„Wir wollen Ansprechpartner sein“

Die Studierenden des Nikolaus Groß Abendgymnasiums haben vor zwei Wochen zum ersten Mal nach langer Zeit ihre Studierendenvertreter gewählt. Im Gespräch erzählte uns eine der beiden Vorsitzenden, Dunja Arens, wie es zur Verwirklichung der Idee gekommen ist, und welche Pläne die neu gegründete Studierendenvertretung (SV) verfolgt.

Die Idee, eine SV zu gründen, wurde von Schulleiter Jochen Suthe an die Studierenden herangetragen und zunächst mit Skepsis aufgenommen: „Wir haben zunächst gedacht, dass hier ausschließlich Erwachsene sind, die sich mit den vorhandenen Strukturen Gehör verschaffen können.“ Allerdings folgte nach Diskussionen zwischen den Kurssprechern der verschiedenen Semester die Entscheidung, eine solche SV zu gründen. Lachend fügte Frau Arens hinzu, dass sie gehört habe, dass auch der ehemalige Schulleiter Bernhard Nadorf zu Beginn seiner Amtszeit versucht habe, die demokratische Teilhabe der Studierenden durch eine Vertretung zu stärken. Ganz ernsthaft fügte sie dann hinzu: „Nun müssen wir versuchen, dass diese Idee beibehalten wird.“

Weil bei der konstituierenden Sitzung die Vertreter dreier Semester fehlten, wurde ein zweites Treffen einberaumt, bei dem sich die Studierenden schließlich nicht nur für die Gründung der SV entschieden, sondern auch Frau Komowski und Frau Arens zu den Vorsitzenden dieser Institution wählten. Darüber hinaus wählten die Studierenden Herrn Becker zum Vertrauenslehrer.

Innerhalb der Schule sieht die SV ihre Aufgabe darin, wichtige Entscheidungen mitzugestalten, aber auch darin, eine Möglichkeit der Konfliktbewältigung der Studierenden untereinander zu schaffen. „Oftmals werden die ‚Lieblinge’ einer Klasse zu Kurssprechern gewählt. Das kann problematisch sein, wenn sich jemand gerade nicht an diese Person wenden möchte. Für diese Fälle wollen wir Ansprechpartner sein, damit eine Konfliktlösung möglich ist, ohne dass sofort ein Lehrer hinzugezogen wird.“ So definiert Frau Arens ihren Aufgabenbereich. Des Weiteren steckt die SV auch mitten in den Planungen für ein Grillfest, das am 14 Juni stattfinden soll. „Hier sollen auch die Fachabiturienten eine Abschiedsfeier bekommen.“ Natürlich soll dieses Fest auch für alle anderen Semester zugänglich sein und die SV hofft auf eine rege Beteiligung: „Wir wollen das Fest absichtlich tagsüber veranstalten, da wir wissen, dass es so für viele Studierenden einfacher ist, ihren Anhang mitzubringen. Wäre es abends, müsste man zunächst einen Babysitter organisieren.“

Anders als an der Tagesschule bleiben unsere Studierenden nicht sechs oder gar neun Jahre an der Schule, sondern höchstens dreieinhalb Jahre oder weniger.
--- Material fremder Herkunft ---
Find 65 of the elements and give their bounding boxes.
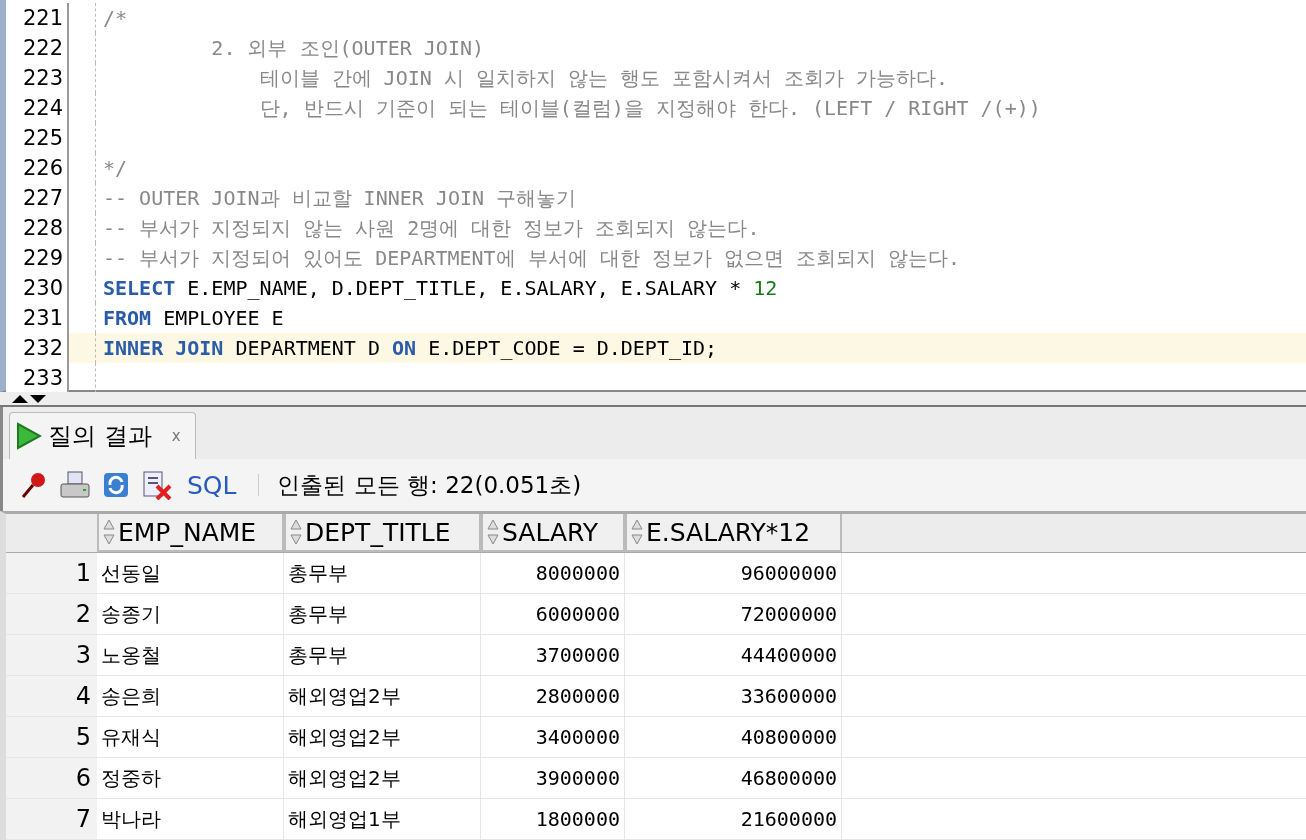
table-cell: 박나라 [97,799,284,839]
table-cell: 선동일 [97,553,284,593]
code-line: INNER JOIN DEPARTMENT D ON E.DEPT_CODE = D.DEPT_ID; [103,336,718,360]
table-cell: 46800000 [625,758,842,798]
code-line: 단, 반드시 기준이 되는 테이블(컬럼)을 지정해야 한다. (LEFT / RIGHT /(+)) [258,94,1041,122]
sort-icon[interactable] [631,519,643,545]
table-cell: 2800000 [481,676,625,716]
code-line: 테이블 간에 JOIN 시 일치하지 않는 행도 포함시켜서 조회가 가능하다. [258,64,949,92]
table-cell: 해외영업2부 [284,758,481,798]
table-cell: 정중하 [97,758,284,798]
table-cell: 44400000 [625,635,842,675]
code-line: -- 부서가 지정되어 있어도 DEPARTMENT에 부서에 대한 정보가 없으면 조회되지 않는다. [103,244,960,272]
row-number: 4 [6,676,97,716]
column-header[interactable]: DEPT_TITLE [284,514,481,552]
table-cell: 해외영업2부 [284,676,481,716]
table-cell: 8000000 [481,553,625,593]
play-icon [16,422,42,450]
table-cell: 3700000 [481,635,625,675]
table-cell: 송종기 [97,594,284,634]
sql-button[interactable]: SQL [183,470,241,500]
row-number: 1 [6,553,97,593]
row-number: 3 [6,635,97,675]
table-cell: 총무부 [284,635,481,675]
query-result-tab[interactable]: 질의 결과 x [9,412,196,459]
row-number: 7 [6,799,97,839]
clear-document-icon[interactable] [141,470,173,500]
table-cell: 6000000 [481,594,625,634]
table-cell: 해외영업1부 [284,799,481,839]
code-line: /* [103,6,128,30]
code-line: -- OUTER JOIN과 비교할 INNER JOIN 구해놓기 [103,184,577,212]
fetch-status: 인출된 모든 행: 22(0.051초) [277,470,582,500]
column-header[interactable]: E.SALARY*12 [625,514,842,552]
table-cell: 유재식 [97,717,284,757]
row-number: 5 [6,717,97,757]
sort-icon[interactable] [487,519,499,545]
sort-icon[interactable] [103,519,115,545]
code-line: -- 부서가 지정되지 않는 사원 2명에 대한 정보가 조회되지 않는다. [103,214,760,242]
table-cell: 72000000 [625,594,842,634]
row-number: 6 [6,758,97,798]
table-cell: 40800000 [625,717,842,757]
table-cell: 송은희 [97,676,284,716]
table-cell: 총무부 [284,594,481,634]
table-cell: 33600000 [625,676,842,716]
close-button[interactable]: x [171,427,181,445]
line-number: 232 [6,333,69,363]
table-cell: 노옹철 [97,635,284,675]
refresh-icon[interactable] [101,470,131,500]
splitter-arrows-icon[interactable] [10,393,48,404]
code-line: SELECT E.EMP_NAME, D.DEPT_TITLE, E.SALARY, E.SALARY * 12 [103,276,778,300]
table-cell: 총무부 [284,553,481,593]
table-cell: 3900000 [481,758,625,798]
printer-icon[interactable] [59,470,91,500]
line-number: 233 [6,363,69,393]
column-header[interactable]: SALARY [481,514,625,552]
table-cell: 1800000 [481,799,625,839]
sort-icon[interactable] [290,519,302,545]
table-cell: 21600000 [625,799,842,839]
code-line: 2. 외부 조인(OUTER JOIN) [210,34,485,62]
table-cell: 해외영업2부 [284,717,481,757]
column-header[interactable]: EMP_NAME [97,514,284,552]
table-cell: 3400000 [481,717,625,757]
code-line: FROM EMPLOYEE E [103,306,284,330]
row-number: 2 [6,594,97,634]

Dies erfordert Einsatz, damit die neu geschaffenen Strukturen aufrecht erhalten bleiben: „Hier muss die Einzelperson ganz klar Verantwortung übernehmen.“

So berichtete Frau Arens von der Organisation des zweiten Treffens, dass in einem Semester nicht einer der vier Kurssprecher anwesend war, und sie die Kursteilnehmer dazu überreden musste, einen spontanen Stellvertreter zu entsenden, damit das Treffen beschlussfähig sein konnte.

Fortan wird die SV alle Studierenden über das schwarze Brett in der Cafeteria über ihr Wirken informieren, deswegen lohnt sich der regelmäßige Blick auf die neu angebrachte Tafel, um Neuigkeiten zu erfahren.

Abschließend wünschen wir der Studierendenvertretung ein gutes Gelingen.